A harsh freeze to start March in tandem with a mild winter and a warm February have made farmers and agriculturalists ponder farming productivity this year.
Experts and industry professionals wonder about farming output because they take insect levels and ground-level freezes into account, and they also bring differing opinions together.Michael Gehring of Galesburg's Gehring Farm isn't worried so far.
"The potential of your yield starts two or three years before, not within the last six months or four months," said Gehring.
"It depends on whether it was muddy, surface level moisture, or how much you compacted the ground, many different factors over the last few years.
You stick to your routine program, determined by the potential of the soil."
Gehring also explained that he was optimistic about the growing season in spite of recent weather being what it's been.
The weather this year hasn't changed much of Gehring's work so far, so he doesn't have many concerns.
Farm insurance is also established to cover damages in the event that weather, wind or something related to the two should damage crops.

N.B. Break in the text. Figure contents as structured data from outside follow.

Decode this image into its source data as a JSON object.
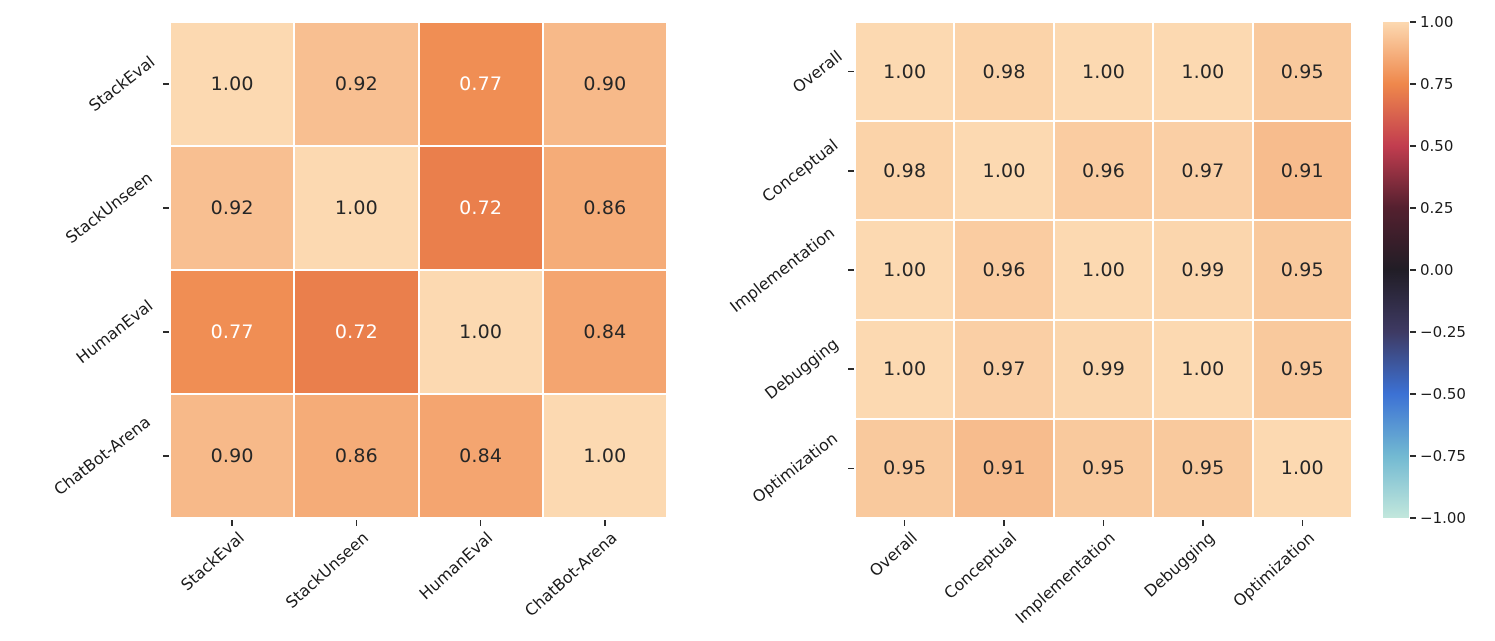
{
  "figure": {
    "background": "#ffffff"
  },
  "colors": {
    "annot_dark": "#262626",
    "annot_light": "#ffffff",
    "grid_line": "#ffffff",
    "tick_mark": "#2b2b2b",
    "label_text": "#1a1a1a"
  },
  "colormap": {
    "name": "icefire",
    "stops": [
      [
        0.0,
        "#c2e7dc"
      ],
      [
        0.125,
        "#72b9d2"
      ],
      [
        0.25,
        "#3c71d4"
      ],
      [
        0.375,
        "#3e3a63"
      ],
      [
        0.5,
        "#211d26"
      ],
      [
        0.625,
        "#54202f"
      ],
      [
        0.75,
        "#c23d4f"
      ],
      [
        0.875,
        "#ef884c"
      ],
      [
        1.0,
        "#fcd9b1"
      ]
    ]
  },
  "chart_data": [
    {
      "type": "heatmap",
      "name": "benchmark-correlation-matrix",
      "title": "",
      "xlabel": "",
      "ylabel": "",
      "categories": [
        "StackEval",
        "StackUnseen",
        "HumanEval",
        "ChatBot-Arena"
      ],
      "matrix": [
        [
          1.0,
          0.92,
          0.77,
          0.9
        ],
        [
          0.92,
          1.0,
          0.72,
          0.86
        ],
        [
          0.77,
          0.72,
          1.0,
          0.84
        ],
        [
          0.9,
          0.86,
          0.84,
          1.0
        ]
      ],
      "vmin": -1.0,
      "vmax": 1.0,
      "annotation_decimals": 2
    },
    {
      "type": "heatmap",
      "name": "category-correlation-matrix",
      "title": "",
      "xlabel": "",
      "ylabel": "",
      "categories": [
        "Overall",
        "Conceptual",
        "Implementation",
        "Debugging",
        "Optimization"
      ],
      "matrix": [
        [
          1.0,
          0.98,
          1.0,
          1.0,
          0.95
        ],
        [
          0.98,
          1.0,
          0.96,
          0.97,
          0.91
        ],
        [
          1.0,
          0.96,
          1.0,
          0.99,
          0.95
        ],
        [
          1.0,
          0.97,
          0.99,
          1.0,
          0.95
        ],
        [
          0.95,
          0.91,
          0.95,
          0.95,
          1.0
        ]
      ],
      "vmin": -1.0,
      "vmax": 1.0,
      "annotation_decimals": 2
    }
  ],
  "colorbar": {
    "vmin": -1.0,
    "vmax": 1.0,
    "tick_values": [
      1.0,
      0.75,
      0.5,
      0.25,
      0.0,
      -0.25,
      -0.5,
      -0.75,
      -1.0
    ],
    "tick_labels": [
      "1.00",
      "0.75",
      "0.50",
      "0.25",
      "0.00",
      "−0.25",
      "−0.50",
      "−0.75",
      "−1.00"
    ]
  }
}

Bi-County Insurance's Richard Lutz talked about the potential for an odd season and the fact that most farmers know how to hedge against significant losses.
"If you're in farming, it's a constant question of concern whether or not the weather will bring any problems," said Lutz.
"Looking at the average grower, they're placing a huge gamble every spring on putting seed in the ground, seeing what happens and hoping there's a crop to support their family."